As we usher in the new age of technology, I am pleased to say that something as timeless as art – is also evolving.
Throughout the ages, artists have kept their techniques and skills required to produce their work close to themselves, in fear of other artists ‘stealing’ their style. Artists have also rightly wanted their work to be a reflection or representation of themselves, which is why they seldom work in groups.
However, come the dawning of the technological era, we find that more and more artists are collaborating via means of the internet to form spectacular pieces of work. Artists are also involving more of the audience into their work, often in the process of creation.
The article brought up comments made by Claire Bishop, whereby she tries to undermine the progress of media art and at the same time give a misinterpretation of the movement or the tend.
“Bishop bypasses, discussing the relevance of ‘media art’ as part of contemporary art culture, and relegates it into what she terms as a ‘specialist sphere’.“
This was a move to potentially dissuade artist from entering the field to adhere to her elitist stance on art and how it is only meant to be created by selected skilled artists.
We were tasked to create an artwork using the method of crowd sourcing, similar to the works of Yoko Ono’s Conceptual Art Performance.
The concept for our project was to give the public access to an Instagram account, persuading the audience to upload an object which consists of their favourite colour.
What we intended for the outcome was to create a colour wheel or palate combining all the different objects.
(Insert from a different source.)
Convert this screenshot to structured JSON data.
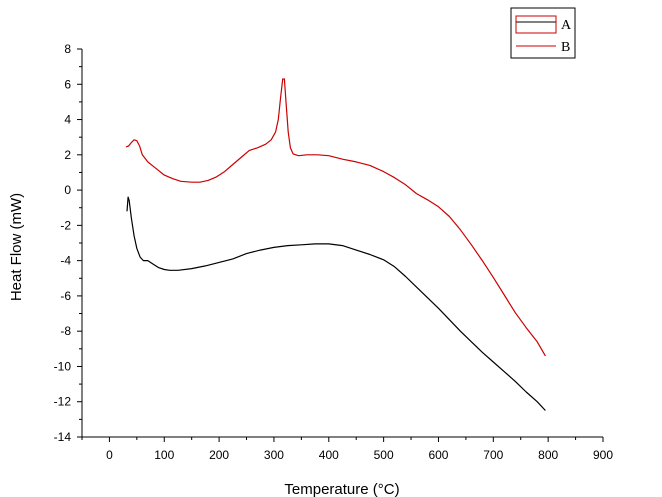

One of the ‘issues’ we faced was audiences not providing us with appropriate image which we could use. This could be in the form of images found online (which would not be considered as objects).
As funny as this may seem, it would be one of the various challenges which may surface if crowd sourcing your art as there is no definitive way of ensuring that everyone follows according to your guidelines.
The issue can be addressed by simply having more people send in their images, however, with a limited amount of time, these images became a scarce resource and we had no choice but to use them.
The results differ in relation to Yoko Ono’s work as the rules are not as defined and there isn’t the element of responsibility or accountability when people upload their image, whereas for Yoko Ono’s work, the audience is able to judge if a participant ‘goes too far’ or against her human rights.
I would like to quote the movie Cloud Atlas.
The audience may feel as though their contribution is inadequate, however, when pieced together, it forms a collective image and it sends a definitive message that everyone has a part in the creation.
“Artists have also rightly wanted their work to be a reflection or representation of themselves, which is why they seldom work in groups.”
Relating back to this quote, I feel that this experimental piece goes against traditional artistic modes and creations.